29. Folhas de Outono (Kuolleet Lehdet)

Direção de Aki Kaurismäki, Finlândia.

Aki Kaurismäki é conhecido na Finlândia (e no mundo) por retratar dramas sobre o proletariado do país. "Folhas de Outono" veio para completar a "Saga do Proletariado" do diretor, que havia parado em 1990 com a obra-prima "A Garota da Fábrica de Caixas de Fósforos". Longe da crueza obscura do citado, "Folhas de Outono" tem uma veia engraçada bastante interessante, contrastando com os personagens tragicômicos da repositora de um supermercado que se apaixona por um alcóolatra que não para em um só emprego. A estranheza das situações, diálogos e indivíduos dão um ar autoral incrível para a obra, representante finlandês para o Oscar 2024.


28. O Assassino (The Killer)

Direção de David Fincher, EUA.

Dividido em várias partes com "missões" diferentes, o novo filme do lendário David Fincher começa com uma letargia desanimadora: seguimos a rotina tediosa de um matador de aluguel (Michael Fassbender) esperando sua presa aparecer em sua mira, e Fincher não economiza no destaque desse tédio. Caso você consiga superar as primeiras partes, encontrará uma perseguição deliciosa do assassino em questão buscando vingança para as pessoas que tentaram matar sua esposa (interpretada pela nossa brasileira Sophie Charlotte!). Cheio de personagens divertidos e sequências eletrizantes, é um alívio ver a Netflix investindo em produções de qualidade, e não no amontoado de quantidade descartável que a plataforma é tão conhecida.

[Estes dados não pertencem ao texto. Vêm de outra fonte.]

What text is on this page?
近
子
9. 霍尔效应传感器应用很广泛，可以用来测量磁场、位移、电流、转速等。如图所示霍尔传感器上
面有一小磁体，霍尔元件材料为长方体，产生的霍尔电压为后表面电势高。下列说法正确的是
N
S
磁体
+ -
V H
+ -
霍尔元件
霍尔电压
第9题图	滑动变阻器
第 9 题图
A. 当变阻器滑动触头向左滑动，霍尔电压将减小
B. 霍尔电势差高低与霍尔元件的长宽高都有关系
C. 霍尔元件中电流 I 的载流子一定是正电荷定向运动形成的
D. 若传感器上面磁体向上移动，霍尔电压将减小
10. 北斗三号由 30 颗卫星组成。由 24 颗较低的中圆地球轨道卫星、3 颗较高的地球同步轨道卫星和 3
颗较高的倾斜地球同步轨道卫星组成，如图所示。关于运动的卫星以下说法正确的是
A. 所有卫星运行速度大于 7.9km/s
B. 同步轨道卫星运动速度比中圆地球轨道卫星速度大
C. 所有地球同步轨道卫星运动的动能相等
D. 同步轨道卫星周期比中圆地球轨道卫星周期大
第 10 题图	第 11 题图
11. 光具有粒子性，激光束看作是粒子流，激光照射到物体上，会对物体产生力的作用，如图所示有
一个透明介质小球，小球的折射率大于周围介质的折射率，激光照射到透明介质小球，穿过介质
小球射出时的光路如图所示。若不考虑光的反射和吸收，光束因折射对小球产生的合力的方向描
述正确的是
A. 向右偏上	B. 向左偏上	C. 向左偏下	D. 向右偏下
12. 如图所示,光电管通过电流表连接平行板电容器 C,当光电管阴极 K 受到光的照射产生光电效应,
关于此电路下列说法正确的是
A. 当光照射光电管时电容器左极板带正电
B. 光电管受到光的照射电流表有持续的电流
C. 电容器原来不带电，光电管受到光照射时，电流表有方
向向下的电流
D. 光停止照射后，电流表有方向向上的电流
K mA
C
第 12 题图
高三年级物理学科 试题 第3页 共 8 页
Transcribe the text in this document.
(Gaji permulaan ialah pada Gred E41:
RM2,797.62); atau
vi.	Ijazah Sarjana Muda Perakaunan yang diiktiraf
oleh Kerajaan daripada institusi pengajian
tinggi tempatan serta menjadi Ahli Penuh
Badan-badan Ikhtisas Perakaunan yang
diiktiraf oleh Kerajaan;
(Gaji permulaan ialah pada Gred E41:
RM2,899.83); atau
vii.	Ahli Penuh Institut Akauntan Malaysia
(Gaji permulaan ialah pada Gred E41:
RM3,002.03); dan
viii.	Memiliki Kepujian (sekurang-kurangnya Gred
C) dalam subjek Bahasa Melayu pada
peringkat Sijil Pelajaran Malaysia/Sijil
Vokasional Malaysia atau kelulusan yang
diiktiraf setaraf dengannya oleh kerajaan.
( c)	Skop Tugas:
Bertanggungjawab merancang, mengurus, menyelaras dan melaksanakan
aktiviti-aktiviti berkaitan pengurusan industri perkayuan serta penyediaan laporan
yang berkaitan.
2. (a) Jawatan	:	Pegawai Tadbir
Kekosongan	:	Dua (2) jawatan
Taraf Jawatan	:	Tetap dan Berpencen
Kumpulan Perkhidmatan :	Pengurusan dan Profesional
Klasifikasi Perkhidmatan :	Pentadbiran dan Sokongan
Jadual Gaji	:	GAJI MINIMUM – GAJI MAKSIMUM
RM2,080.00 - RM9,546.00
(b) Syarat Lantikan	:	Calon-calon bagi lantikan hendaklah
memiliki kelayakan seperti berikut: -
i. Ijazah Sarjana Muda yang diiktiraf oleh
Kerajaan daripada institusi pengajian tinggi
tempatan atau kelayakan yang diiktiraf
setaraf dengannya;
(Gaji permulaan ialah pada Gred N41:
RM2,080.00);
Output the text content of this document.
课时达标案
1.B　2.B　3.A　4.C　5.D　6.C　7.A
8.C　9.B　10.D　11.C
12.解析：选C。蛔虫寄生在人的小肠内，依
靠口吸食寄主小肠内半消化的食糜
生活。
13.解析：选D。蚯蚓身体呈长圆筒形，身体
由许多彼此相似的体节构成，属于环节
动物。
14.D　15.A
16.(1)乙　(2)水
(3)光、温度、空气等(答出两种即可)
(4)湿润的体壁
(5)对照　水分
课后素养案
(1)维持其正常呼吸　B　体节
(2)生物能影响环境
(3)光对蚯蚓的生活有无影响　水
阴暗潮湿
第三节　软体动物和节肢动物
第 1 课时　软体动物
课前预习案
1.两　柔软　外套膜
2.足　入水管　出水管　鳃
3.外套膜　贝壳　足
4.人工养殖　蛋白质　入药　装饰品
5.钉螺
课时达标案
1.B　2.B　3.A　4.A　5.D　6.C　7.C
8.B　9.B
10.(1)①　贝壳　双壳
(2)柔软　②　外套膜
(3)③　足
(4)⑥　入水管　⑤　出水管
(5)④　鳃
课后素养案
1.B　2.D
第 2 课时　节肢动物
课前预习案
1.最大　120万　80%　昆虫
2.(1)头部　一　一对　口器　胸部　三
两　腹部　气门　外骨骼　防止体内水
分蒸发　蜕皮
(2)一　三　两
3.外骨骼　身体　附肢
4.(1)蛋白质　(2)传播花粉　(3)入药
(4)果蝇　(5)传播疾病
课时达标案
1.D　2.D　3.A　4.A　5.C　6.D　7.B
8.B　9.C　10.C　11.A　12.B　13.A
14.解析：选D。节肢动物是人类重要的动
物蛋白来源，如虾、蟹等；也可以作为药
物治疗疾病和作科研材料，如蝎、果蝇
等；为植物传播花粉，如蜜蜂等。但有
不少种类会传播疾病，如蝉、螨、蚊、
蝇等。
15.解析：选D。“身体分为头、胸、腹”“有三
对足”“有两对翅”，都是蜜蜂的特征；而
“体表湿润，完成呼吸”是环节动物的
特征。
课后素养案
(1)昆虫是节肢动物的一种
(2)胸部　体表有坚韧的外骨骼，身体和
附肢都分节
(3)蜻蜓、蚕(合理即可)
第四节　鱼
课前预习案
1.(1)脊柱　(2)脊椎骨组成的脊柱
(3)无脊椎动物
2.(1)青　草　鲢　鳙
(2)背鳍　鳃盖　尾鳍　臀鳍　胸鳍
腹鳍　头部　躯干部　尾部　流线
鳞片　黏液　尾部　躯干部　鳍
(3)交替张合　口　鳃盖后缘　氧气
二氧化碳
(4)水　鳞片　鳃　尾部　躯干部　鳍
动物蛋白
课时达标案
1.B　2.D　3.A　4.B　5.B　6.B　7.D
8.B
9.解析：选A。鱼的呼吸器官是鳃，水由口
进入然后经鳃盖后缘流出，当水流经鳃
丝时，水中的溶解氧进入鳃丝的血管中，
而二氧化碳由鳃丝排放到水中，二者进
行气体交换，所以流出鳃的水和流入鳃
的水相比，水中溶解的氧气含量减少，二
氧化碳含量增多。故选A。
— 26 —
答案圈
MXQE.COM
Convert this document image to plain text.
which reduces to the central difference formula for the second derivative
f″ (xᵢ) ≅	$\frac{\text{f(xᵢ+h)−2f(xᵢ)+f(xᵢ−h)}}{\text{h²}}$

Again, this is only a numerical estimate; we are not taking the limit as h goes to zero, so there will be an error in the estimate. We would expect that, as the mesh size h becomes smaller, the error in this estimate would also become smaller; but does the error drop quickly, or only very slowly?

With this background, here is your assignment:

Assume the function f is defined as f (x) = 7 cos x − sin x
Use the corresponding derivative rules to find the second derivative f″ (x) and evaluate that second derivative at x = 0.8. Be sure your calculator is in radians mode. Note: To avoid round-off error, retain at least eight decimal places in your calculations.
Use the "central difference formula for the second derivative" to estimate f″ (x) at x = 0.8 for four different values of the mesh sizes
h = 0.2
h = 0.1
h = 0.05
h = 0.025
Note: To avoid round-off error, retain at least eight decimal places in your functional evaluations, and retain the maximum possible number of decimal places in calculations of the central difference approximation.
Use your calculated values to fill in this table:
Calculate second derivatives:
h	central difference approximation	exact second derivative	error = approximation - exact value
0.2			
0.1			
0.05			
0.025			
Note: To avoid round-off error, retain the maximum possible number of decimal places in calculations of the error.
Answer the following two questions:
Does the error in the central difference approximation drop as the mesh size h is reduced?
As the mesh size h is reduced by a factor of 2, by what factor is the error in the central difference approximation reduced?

27. O Hotel Royal (The Royal Hotel)

Direção de Kitty Green, Austrália.

A australiana Kitty Green largou os documentários para embarcar em dramas femininos que exploram opressões em diferentes ambientes. Depois de sua ótima estreia com "A Assistente" (2019), Green se baseia em uma história real para costurar "O Hotel Real": duas meninas começam a trabalhar no bar de um hotel no meio do mais absoluto nada para juntar dinheiro, mas chegar seria muito mais fácil que ir embora. O microcosmo do hotel é espelho que amplifica as mais diversas camadas de misoginia, que vão de piadinhas infames até violências mais pungentes. O suspense do roteiro vai engalfinhando a plateia, que permanece imóvel e preocupada pelo destino das duas.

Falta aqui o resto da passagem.